NCPA - National Center for Policy Analysis

Public Expenditure Fails to Improve Labor Productivity

February 20, 2013

The federal government and local municipalities often claim that public sector spending increases labor productivity. However, there is no relationship between public expenditure and labor market productivity, say Melissa Yeoh, an assistant professor of economics at Berry College, and Dean Stansel, an associate professor of economics at Florida Gulf Coast University.

  • Yeoh and Stansel use three econometric models to determine if there is a relationship between public expenditures and labor market productivity in the manufacturing sector.
  • While other studies have examined states or nations, this is the first study to examine municipal spending.
  • It uses a data set that includes information on 45 of the largest cities in the United States between 1880 and 1920.

The models account for public expenditure, private capital, year, city population, city size, real wages and ethnic fragmentation.
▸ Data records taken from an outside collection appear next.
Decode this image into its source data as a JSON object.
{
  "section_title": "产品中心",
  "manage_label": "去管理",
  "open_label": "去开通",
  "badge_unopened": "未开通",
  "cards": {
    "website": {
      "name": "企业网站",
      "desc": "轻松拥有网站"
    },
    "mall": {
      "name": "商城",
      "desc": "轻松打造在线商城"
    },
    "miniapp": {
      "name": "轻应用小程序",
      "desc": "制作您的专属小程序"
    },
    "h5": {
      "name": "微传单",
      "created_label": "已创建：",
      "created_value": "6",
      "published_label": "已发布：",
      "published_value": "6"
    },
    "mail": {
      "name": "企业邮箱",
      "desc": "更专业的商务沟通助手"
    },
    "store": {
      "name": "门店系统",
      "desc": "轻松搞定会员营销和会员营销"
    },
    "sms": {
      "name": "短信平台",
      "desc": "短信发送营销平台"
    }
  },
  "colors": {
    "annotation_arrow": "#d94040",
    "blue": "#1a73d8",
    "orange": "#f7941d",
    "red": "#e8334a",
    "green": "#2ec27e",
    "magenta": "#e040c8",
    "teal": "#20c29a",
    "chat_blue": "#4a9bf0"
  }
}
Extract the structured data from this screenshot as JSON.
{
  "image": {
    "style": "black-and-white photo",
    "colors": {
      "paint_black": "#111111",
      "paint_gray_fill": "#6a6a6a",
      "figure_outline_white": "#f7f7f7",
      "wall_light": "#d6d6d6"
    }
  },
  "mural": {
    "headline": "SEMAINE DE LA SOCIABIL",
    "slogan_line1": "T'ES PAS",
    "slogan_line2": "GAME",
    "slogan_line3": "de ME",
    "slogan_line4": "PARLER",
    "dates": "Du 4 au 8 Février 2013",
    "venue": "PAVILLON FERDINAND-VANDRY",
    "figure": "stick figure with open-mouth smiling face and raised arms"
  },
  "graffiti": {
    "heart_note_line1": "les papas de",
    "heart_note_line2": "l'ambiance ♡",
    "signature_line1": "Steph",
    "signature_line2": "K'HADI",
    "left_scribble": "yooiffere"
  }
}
Yeoh and Stansel also control for outliers in specific cases where the data does not fit in with overall averages for a particular city.

  • According to their multivariate regression, the authors report that they did not find a positive relationship between public expenditure and productivity.
  • Despite analyzing a period of rapid expansion in both public expenditure and productivity, Yeoh and Stansel's results show that higher levels of productive public expenditure by city governments have no statistically significant impact on labor productivity in the manufacturing sector.
  • For every public dollar spent, labor productivity did not rise by a certain amount.

The results are consistent with other findings and have important implications for policymakers when considering contemporary policy issues.

  • Between 2007 and 2012, U.S. federal spending grew by more than $1 trillion as an attempt to improve economic conditions.
  • Yeoh and Stansel's results suggest that spending on infrastructure projects at the state and local level, along with other public expenditures, fail to produce the desired benefits.
  • The authors say an effective strategy for municipalities to revive their local economy would be to keep tax burdens low.